「大規模修繕工事」は、戸建て住宅よりも大規模なマンションなどの集合住宅でよく聞かれる言葉です。実際に施工を依頼するのは管理組合などになり、個々人が直接施工の現場に関わることは少ないのかもしれません。しかし、大規模修繕工事ではどのような点に気をつければいいかなどを基本的な知識として知っておいてください。
「大規模修繕工事の進め方」も公表されています
公益財団法人マンション管理センターでは、「大規模修繕工事の進め方」を公表しています。それによると、構造上の安全性の確認、防火区画等の適法性の確認、不燃材料等の内装制限の適合性確認、シックハウス・アスベスト対策、床や壁などの共用部分の改造などが挙げられています。

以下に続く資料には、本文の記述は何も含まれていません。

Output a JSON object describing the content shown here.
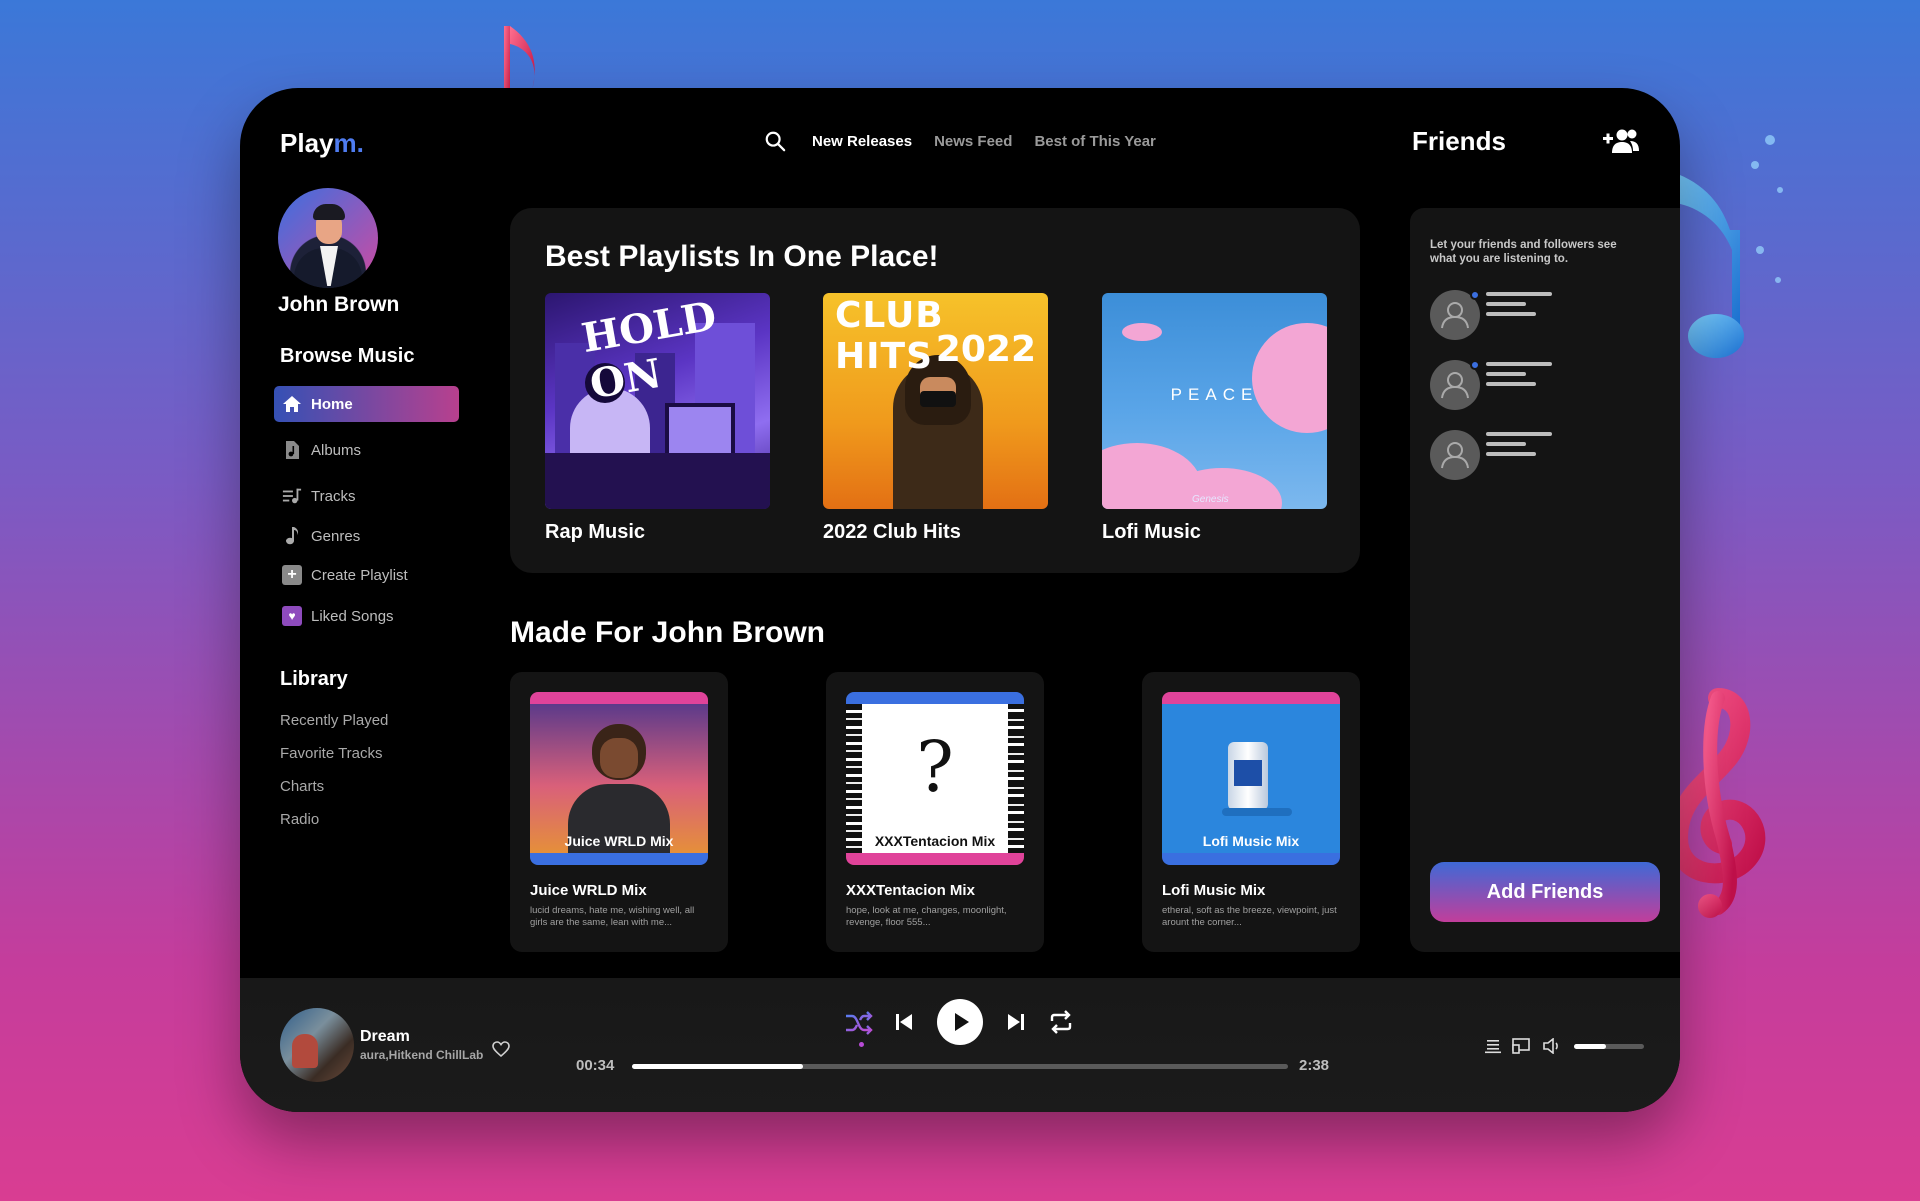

建物が安全で、構造上も問題がなく、火災や衛生上の問題がなく、万一のときにも建物が倒壊せずに住んでいる人が逃げられるようになっていることがポイントです。
他にも壁や天井などの内装の防火対策、シックハウス・アスベスト対策、塗装を含めた床や壁の共用部分の改造工事なども大規模修繕工事のチェックポイントです。
最終的には、建築基準法やその他関連規定に適合しているのかどうかも確認しなければなりません。管理組合では、法令遵守を前提とした大規模修繕工事が行われるように厳しくチェックしています。
大規模修繕工事は依頼する業者によってメリットやデメリットがある
大規模修繕工事は、日頃から管理している管理会社の他、その建物を建設した建設会社・ハウスメーカー、地元の工務店、大規模修繕が得意な施工会社などが請け負います。
管理会社は、その建物の状況をよく把握していますが、メンテナンスや修繕工事に詳しくない場合もあります。自社施工部門を持つ管理会社でなければ、逆に下請けの工事会社に丸投げになることもありますので注意が必要です。
建物を建てた建設会社やハウスメーカーは、建物の仕様を熟知しており、メンテナンス時期も把握しています。建て替えが多かった時期もありましたが、大規模修繕のニーズが増えるにつれて、建て替えから大規模修繕工事にシフトしています。
しかし、広告宣伝費が高くなりがちで、工事代金が高くなるデメリットがあります。地元の工務店の場合は、実際に現場で工事を行う職人がたくさんそろっています。
賃貸経営などには詳しくないので、大家さん自身が大規模修繕工事の監理監督を行う場合もあり、最も低コストで大規模修繕工事ができる代わりに、依頼して施工してもらうまでのハードルが高くなってしまいます。
関わる人が多く多額の予算が必要な大規模修繕工事
大規模修繕工事は、多額の資金を必要とします。分譲マンションでは、毎月修繕積立金を積み立てています。修繕積立金は、将来の大規模修繕工事に備えて計画的に積み立てられるようになっています。
工事の見積りにおいても、依頼する業者により、数百万円の差が生まれます。大規模修繕工事では、多くの人が関わるだけではなく、現場や工事の監理、建物や修繕に関する知識やノウハウが必要です。
各専門分野のプロフェッショナルと工事や現場全体をうまくまとめられる人材がそろう会社に大規模修繕工事を依頼すると、適切な値段での見積りが行われます。
値引き交渉は、手抜き工事が行われる可能性を高めてしまいます。材料費や人件費を無理に削るような値引き交渉は控えたほうがいいでしょう。